Monday, June 19, 2023

Russian Émigré Parliament Includes US-Style ‘Second Amendment’ in Provisional Constitution

Paul Goble

            Staunton, June 15 – The third congress of peoples’ deputies, consisting of Russians who were elected by the population but now have been forced into emigration, have adopted a constitution for the transition period ahead. Among its provisions are some drawn from the second amendment of the US Constitution on the right to bear arms.

            The American amendment was long thought to mean that the population needed to own guns so that it could form militias to defend the country should it be attacked, although more recently the Supreme Court has held that that second amendment gives individuals the right to own arms without any reference to militias or national defense.

            Now, the Russian deputies, meeting in Warsaw, have included second amendment language in the constitution they have prepared for Russia’s future. Its language specifies that the right to bear arms is needed “for the defense of the state against attempts at usurpation of power” (idelreal.org/a/32458056.html).

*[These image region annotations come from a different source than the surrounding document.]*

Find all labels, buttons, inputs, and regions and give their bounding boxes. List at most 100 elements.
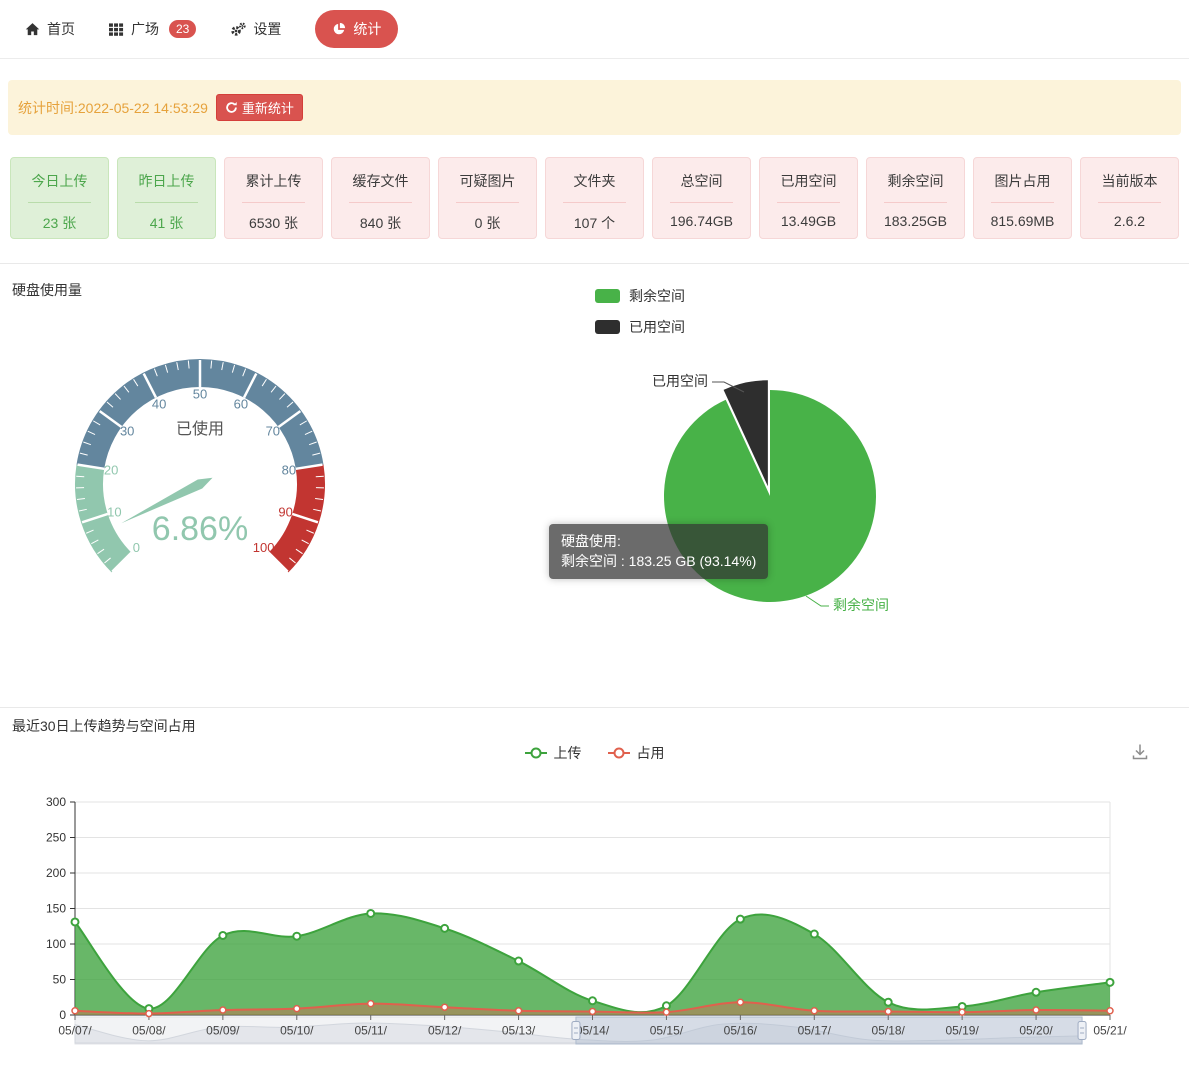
stat-card-title: 当前版本	[1081, 171, 1178, 191]
stat-card-value: 815.69MB	[974, 213, 1071, 229]
stat-card-title: 已用空间	[760, 171, 857, 191]
nav-item-label: 广场	[131, 19, 159, 39]
legend-label: 占用	[637, 743, 665, 763]
stat-card-divider	[991, 202, 1053, 203]
pie-legend-item-剩余空间[interactable]: 剩余空间	[595, 286, 685, 306]
data-point-上传[interactable]	[885, 999, 892, 1006]
refresh-icon	[225, 101, 238, 114]
x-axis-tick-label: 05/15/	[650, 1024, 684, 1038]
data-point-占用[interactable]	[1033, 1007, 1039, 1013]
trend-legend-item-占用[interactable]: 占用	[608, 743, 665, 763]
stat-card-value: 0 张	[439, 213, 536, 233]
data-point-占用[interactable]	[146, 1011, 152, 1017]
data-point-上传[interactable]	[367, 910, 374, 917]
nav-item-label: 统计	[353, 19, 381, 39]
stat-card-divider	[777, 202, 839, 203]
data-point-占用[interactable]	[663, 1009, 669, 1015]
stat-card-5: 可疑图片 0 张	[438, 157, 537, 239]
pie-tooltip-value: 剩余空间 : 183.25 GB (93.14%)	[561, 551, 756, 571]
gauge-title: 已使用	[176, 420, 224, 438]
stat-card-value: 6530 张	[225, 213, 322, 233]
stat-card-title: 图片占用	[974, 171, 1071, 191]
stat-card-divider	[563, 202, 625, 203]
data-point-上传[interactable]	[589, 997, 596, 1004]
stat-card-title: 累计上传	[225, 171, 322, 191]
data-point-占用[interactable]	[368, 1001, 374, 1007]
pie-legend-item-已用空间[interactable]: 已用空间	[595, 317, 685, 337]
data-point-占用[interactable]	[1107, 1008, 1113, 1014]
trend-legend-item-上传[interactable]: 上传	[525, 743, 582, 763]
data-point-上传[interactable]	[72, 918, 79, 925]
data-point-占用[interactable]	[294, 1006, 300, 1012]
nav-item-pie[interactable]: 统计	[315, 10, 398, 48]
stat-card-title: 昨日上传	[118, 171, 215, 191]
pie-chart-icon	[332, 22, 346, 36]
x-axis-tick-label: 05/11/	[354, 1024, 387, 1038]
datazoom-handle-right[interactable]	[1078, 1022, 1086, 1040]
stat-card-value: 196.74GB	[653, 213, 750, 229]
home-icon	[25, 22, 40, 37]
data-point-占用[interactable]	[885, 1008, 891, 1014]
stat-card-divider	[135, 202, 197, 203]
nav-item-gears[interactable]: 设置	[230, 19, 281, 39]
data-point-占用[interactable]	[220, 1007, 226, 1013]
gauge-tick-label: 90	[278, 504, 292, 519]
datazoom-handle-left[interactable]	[572, 1022, 580, 1040]
data-point-上传[interactable]	[293, 933, 300, 940]
refresh-stats-button[interactable]: 重新统计	[216, 94, 303, 121]
legend-label: 上传	[554, 743, 582, 763]
data-point-占用[interactable]	[590, 1008, 596, 1014]
x-axis-tick-label: 05/12/	[428, 1024, 462, 1038]
trend-section-title: 最近30日上传趋势与空间占用	[12, 716, 196, 736]
data-point-占用[interactable]	[811, 1008, 817, 1014]
data-point-上传[interactable]	[737, 916, 744, 923]
stats-time: 统计时间:2022-05-22 14:53:29	[18, 98, 208, 118]
data-point-上传[interactable]	[663, 1002, 670, 1009]
data-point-上传[interactable]	[219, 932, 226, 939]
stat-card-divider	[28, 202, 90, 203]
save-image-icon[interactable]	[1130, 742, 1150, 762]
stat-card-divider	[349, 202, 411, 203]
stat-card-divider	[670, 202, 732, 203]
data-point-上传[interactable]	[811, 931, 818, 938]
y-axis-tick-label: 100	[46, 937, 66, 951]
nav-item-home[interactable]: 首页	[25, 19, 75, 39]
data-point-占用[interactable]	[442, 1004, 448, 1010]
trend-legend: 上传 占用	[0, 743, 1189, 763]
gauge-tick-label: 40	[152, 396, 166, 411]
gauge-tick-label: 30	[120, 424, 134, 439]
data-point-上传[interactable]	[1033, 989, 1040, 996]
data-point-上传[interactable]	[515, 958, 522, 965]
stat-card-value: 107 个	[546, 213, 643, 233]
gauge-tick-label: 60	[234, 396, 248, 411]
x-axis-tick-label: 05/18/	[872, 1024, 906, 1038]
data-point-上传[interactable]	[1107, 979, 1114, 986]
gauge-tick-label: 100	[253, 540, 275, 555]
data-point-占用[interactable]	[72, 1008, 78, 1014]
x-axis-tick-label: 05/13/	[502, 1024, 536, 1038]
legend-label: 剩余空间	[629, 286, 685, 306]
data-point-占用[interactable]	[737, 999, 743, 1005]
stat-card-title: 今日上传	[11, 171, 108, 191]
stat-card-title: 文件夹	[546, 171, 643, 191]
stat-card-title: 可疑图片	[439, 171, 536, 191]
stat-card-title: 总空间	[653, 171, 750, 191]
data-point-上传[interactable]	[441, 925, 448, 932]
gauge-tick-label: 50	[193, 387, 207, 402]
gauge-tick-label: 20	[104, 462, 118, 477]
data-point-占用[interactable]	[516, 1008, 522, 1014]
stat-card-7: 总空间 196.74GB	[652, 157, 751, 239]
stat-card-3: 累计上传 6530 张	[224, 157, 323, 239]
gauge-tick-label: 10	[107, 504, 121, 519]
legend-swatch	[595, 320, 620, 334]
x-axis-tick-label: 05/07/	[58, 1024, 92, 1038]
data-point-占用[interactable]	[959, 1009, 965, 1015]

            That language is likely to prove at least as controversial as that of the American second amendment.

            In other actions, the elected Russian officials now in emigration condemned Stalin’s terror famine in Ukraine and Moscow’s “repeated attempts to destroy Ukrainian statehood.” But they remained divided about the scope of an amnesty for Russian political prisoners and how best to take part in “the quasi-elections” the Putin regime plans for later this year and next.